Pelagic textual accretions - an art work by T Newfields
    A projected image pulsed against the lecture hall wall, alive with a restless geological cross-section whose continents ground together with seismic purpose, strata buckling like fabric under immense strain, while pixeled magma flared upward in slow, arterial light. The room around Jules, Ellesha, and Philyra was cloaked in shadow, its edges dissolving into a hazy obscurity, creating an atmosphere thick with anticipation. Dust drifted through the projector beam like microscopic plankton suspended in a luminous sea.

    Jules stood with arms casually folded, his eyes locked on the display, as if he were waiting for the scene to burst forth into motion. "Isn’t it amazing how rocks can be crushed, buried, and erased—only to rise again as mountains millions of years later?" he mused, his voice a mix of wonder and reflection. "What appears finished is merely paused. Until the clocks stop ticking and entropy finally wins, nothing is ever truly ‘done.’”

    Ellesha nodded with bright certainty, eyes still on the online image, then added, "Exactly. Language behaves the same way. Words sink. Meanings cool. Expressions fossilize. Then cultural, emotional, historical pressures push them back up in altered forms." She stepped closer to the projection, her fingers tracing an invisible fault line in the air, as if she could almost touch the tension woven into each layer.

    Philyra, seated cross-legged on the edge of a desk, rolling a pen deliberately between her fingers, her brow furrowed in thought. “Every utterance has a lifespan,” she added. “Slang, slogans, sacred phrases — all of them weather down over time. They flake, fade, fragment. Eventually they subduct into the pelagic trench of forgetting.” She smiled faintly as her eyes sparkled slightly. “Silence is the largest dictionary ever compiled.”

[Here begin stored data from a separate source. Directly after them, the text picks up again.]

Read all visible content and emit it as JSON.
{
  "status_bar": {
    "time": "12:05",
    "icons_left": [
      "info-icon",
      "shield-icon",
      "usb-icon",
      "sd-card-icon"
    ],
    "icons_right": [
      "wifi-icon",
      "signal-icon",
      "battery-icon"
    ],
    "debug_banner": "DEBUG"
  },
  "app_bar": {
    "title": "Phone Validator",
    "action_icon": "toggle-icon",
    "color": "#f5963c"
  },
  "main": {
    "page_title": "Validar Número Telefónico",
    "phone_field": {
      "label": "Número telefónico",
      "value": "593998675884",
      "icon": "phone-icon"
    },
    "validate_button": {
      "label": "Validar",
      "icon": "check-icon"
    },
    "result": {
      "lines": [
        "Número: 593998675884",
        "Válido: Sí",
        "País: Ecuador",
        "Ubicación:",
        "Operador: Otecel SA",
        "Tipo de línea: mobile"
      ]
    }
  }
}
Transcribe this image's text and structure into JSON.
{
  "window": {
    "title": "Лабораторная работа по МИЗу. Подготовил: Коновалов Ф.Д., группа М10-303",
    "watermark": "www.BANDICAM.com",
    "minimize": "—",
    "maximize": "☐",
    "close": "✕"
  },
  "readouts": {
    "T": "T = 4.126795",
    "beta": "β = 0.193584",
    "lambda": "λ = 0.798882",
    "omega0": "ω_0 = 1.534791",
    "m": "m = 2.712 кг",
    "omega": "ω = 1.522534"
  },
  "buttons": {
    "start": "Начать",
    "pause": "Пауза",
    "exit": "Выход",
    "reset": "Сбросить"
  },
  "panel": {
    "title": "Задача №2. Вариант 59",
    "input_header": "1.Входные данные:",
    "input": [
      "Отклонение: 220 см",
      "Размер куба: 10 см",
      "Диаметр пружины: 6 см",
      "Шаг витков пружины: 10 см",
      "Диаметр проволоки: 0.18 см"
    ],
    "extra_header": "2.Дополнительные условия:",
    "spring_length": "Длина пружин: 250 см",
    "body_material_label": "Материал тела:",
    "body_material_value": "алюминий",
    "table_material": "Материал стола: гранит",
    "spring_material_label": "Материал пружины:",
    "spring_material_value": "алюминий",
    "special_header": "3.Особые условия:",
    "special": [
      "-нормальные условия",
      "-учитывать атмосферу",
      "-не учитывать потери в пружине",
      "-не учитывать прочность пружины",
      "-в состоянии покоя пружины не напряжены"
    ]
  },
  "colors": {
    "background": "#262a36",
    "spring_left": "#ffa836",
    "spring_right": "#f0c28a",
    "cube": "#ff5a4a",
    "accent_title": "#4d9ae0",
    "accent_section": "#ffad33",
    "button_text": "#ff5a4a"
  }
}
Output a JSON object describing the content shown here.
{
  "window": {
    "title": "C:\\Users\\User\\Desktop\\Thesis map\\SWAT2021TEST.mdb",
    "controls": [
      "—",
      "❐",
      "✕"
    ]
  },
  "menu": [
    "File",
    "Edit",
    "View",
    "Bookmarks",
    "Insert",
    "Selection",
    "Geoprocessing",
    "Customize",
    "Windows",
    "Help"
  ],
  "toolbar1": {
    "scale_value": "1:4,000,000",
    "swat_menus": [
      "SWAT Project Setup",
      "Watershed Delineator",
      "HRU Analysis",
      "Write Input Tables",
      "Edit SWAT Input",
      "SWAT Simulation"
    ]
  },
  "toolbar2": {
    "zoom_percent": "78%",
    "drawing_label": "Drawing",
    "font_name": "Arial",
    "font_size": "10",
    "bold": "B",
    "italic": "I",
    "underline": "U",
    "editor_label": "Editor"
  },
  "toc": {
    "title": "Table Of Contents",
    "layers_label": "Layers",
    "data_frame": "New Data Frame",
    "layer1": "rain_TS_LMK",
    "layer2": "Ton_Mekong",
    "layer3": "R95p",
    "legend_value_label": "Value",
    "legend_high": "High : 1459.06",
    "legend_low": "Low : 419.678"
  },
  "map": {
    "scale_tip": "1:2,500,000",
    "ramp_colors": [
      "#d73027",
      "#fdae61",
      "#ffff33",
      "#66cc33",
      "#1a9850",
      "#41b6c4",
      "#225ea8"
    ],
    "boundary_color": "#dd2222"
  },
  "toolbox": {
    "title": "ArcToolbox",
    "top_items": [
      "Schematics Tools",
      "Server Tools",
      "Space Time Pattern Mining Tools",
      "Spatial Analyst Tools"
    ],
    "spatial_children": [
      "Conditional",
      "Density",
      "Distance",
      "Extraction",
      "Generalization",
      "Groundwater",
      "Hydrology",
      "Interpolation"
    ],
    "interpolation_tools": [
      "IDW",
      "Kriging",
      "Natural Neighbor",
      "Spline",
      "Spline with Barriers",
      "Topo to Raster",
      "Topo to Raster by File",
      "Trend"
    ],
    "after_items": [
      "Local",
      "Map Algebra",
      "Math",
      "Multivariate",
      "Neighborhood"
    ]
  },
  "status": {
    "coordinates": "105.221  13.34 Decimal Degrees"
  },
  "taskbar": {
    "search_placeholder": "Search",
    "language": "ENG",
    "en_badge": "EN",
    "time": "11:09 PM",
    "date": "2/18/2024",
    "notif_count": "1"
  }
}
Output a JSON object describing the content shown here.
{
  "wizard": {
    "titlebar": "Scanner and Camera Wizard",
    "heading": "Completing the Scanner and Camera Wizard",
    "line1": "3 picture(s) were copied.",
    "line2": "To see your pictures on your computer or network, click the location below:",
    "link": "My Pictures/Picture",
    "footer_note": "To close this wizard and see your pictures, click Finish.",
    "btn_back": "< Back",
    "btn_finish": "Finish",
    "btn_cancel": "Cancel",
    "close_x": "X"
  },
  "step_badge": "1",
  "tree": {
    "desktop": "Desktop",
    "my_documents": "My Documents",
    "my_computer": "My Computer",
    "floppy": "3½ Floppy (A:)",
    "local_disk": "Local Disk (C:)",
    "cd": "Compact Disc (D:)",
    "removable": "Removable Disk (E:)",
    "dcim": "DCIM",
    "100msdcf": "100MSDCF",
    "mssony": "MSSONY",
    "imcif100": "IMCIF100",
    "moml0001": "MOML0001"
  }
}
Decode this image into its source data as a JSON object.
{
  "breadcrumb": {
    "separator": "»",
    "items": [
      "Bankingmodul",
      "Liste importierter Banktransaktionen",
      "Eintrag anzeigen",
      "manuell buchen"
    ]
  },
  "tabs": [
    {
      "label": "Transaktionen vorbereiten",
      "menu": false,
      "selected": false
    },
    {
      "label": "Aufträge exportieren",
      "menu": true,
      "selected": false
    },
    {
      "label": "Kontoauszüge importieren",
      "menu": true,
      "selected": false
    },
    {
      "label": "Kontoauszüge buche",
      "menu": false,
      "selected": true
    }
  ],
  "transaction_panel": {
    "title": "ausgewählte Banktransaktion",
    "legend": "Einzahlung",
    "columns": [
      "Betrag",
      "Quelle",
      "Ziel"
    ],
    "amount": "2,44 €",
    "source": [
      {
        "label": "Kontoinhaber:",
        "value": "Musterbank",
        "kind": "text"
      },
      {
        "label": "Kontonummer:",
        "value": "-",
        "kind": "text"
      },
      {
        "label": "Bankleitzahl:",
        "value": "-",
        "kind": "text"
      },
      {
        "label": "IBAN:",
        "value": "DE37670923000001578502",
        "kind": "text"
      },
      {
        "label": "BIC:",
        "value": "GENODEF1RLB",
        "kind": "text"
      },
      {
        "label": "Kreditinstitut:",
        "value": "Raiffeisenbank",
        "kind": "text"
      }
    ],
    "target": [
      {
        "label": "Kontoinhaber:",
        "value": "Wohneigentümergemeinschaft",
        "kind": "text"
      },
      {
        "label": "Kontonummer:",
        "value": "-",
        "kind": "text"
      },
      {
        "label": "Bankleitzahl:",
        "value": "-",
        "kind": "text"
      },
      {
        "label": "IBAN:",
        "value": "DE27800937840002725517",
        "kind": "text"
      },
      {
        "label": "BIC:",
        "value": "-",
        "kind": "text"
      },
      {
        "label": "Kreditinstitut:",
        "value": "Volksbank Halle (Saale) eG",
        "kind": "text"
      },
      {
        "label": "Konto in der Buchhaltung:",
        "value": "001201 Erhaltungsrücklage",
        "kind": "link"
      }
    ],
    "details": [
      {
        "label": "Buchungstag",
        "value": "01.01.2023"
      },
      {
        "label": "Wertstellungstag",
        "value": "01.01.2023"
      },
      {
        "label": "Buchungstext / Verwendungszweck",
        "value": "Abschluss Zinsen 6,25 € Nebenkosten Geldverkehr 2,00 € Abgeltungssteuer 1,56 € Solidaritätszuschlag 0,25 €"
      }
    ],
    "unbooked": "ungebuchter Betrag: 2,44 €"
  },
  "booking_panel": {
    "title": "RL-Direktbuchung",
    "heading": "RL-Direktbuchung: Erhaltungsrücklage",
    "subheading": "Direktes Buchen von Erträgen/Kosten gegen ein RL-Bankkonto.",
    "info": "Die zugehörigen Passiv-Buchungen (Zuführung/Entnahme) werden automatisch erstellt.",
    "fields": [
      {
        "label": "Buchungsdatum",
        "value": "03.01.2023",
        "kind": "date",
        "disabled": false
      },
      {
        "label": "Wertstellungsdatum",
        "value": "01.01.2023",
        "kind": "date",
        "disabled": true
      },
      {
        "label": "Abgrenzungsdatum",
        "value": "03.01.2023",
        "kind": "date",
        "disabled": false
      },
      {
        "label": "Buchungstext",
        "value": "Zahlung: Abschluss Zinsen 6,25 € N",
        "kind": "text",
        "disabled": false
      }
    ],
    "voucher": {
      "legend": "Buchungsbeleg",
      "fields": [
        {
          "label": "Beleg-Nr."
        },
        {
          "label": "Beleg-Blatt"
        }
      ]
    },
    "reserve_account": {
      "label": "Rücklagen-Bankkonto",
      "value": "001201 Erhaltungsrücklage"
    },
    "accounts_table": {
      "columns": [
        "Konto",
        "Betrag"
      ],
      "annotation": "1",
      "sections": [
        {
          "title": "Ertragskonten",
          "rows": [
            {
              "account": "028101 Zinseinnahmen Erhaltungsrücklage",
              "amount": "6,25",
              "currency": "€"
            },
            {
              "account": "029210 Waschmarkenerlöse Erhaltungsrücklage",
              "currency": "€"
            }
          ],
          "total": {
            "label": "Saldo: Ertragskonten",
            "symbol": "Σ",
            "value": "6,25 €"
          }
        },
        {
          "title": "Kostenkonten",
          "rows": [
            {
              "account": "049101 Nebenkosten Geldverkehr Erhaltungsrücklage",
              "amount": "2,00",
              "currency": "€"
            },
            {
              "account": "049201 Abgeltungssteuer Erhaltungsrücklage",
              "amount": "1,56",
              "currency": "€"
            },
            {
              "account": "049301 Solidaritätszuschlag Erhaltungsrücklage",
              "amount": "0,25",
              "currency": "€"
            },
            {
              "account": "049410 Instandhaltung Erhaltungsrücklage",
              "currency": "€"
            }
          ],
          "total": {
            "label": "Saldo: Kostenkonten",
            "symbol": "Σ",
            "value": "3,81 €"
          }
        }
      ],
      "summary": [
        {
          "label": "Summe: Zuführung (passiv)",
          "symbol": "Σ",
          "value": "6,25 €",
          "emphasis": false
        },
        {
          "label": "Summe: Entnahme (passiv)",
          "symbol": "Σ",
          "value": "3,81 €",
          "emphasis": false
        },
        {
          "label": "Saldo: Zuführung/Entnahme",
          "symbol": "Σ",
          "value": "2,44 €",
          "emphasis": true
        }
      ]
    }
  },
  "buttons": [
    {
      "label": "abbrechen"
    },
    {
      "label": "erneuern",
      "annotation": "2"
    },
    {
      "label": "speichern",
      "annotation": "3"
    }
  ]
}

    Soft laughter rippled through the small audience, a gentle acknowledgment of the nuance shared in the room.

    Jules glanced over, one eyebrow quirking upward with an amused challenge. “You’re turning etymology into plate tectonics,” he quipped, sarcasm lacing his tone. “Isn’t that analogy straining under its own weight?”

    Ellesha turned back, her energy undiminished and her expression unruffled. “No two things are fully unrelated,” she replied in a steady voice. “The connections are always present—perception is the missing instrument.” She paused, allowing the low hum of the projector to fill the silence. “Dead metaphors become living speech. Buried roots feed new branches. Forgotten grammar blossoms into future poetry.”

    Jules smirked, a hint of mischief in his eyes. “Maybe we’re just pattern-hungry creatures,” he suggested, in a tone tinged with playful irony. “We throw nets of structure over random events because chaos makes us nervous.”

    Ellesha met his gaze with calm confidence, a smile unfurling across her face. “Coincidence is just connection we haven’t mapped yet. The universe is one long sentence written in overlapping alphabets—some audible, some geological, some alive only in implication.” Her words floated in the air, dense with possibility.

    The projector hummed louder, its fan rattling like distant wind through a cave. Onscreen, another layer surged upward—slow, incandescent, and unavoidable. This time, Jules remained silent, captivated by the rising strata, as if he were listening for language buried deep within the stone, drawn into the whispers of history unfolding before him.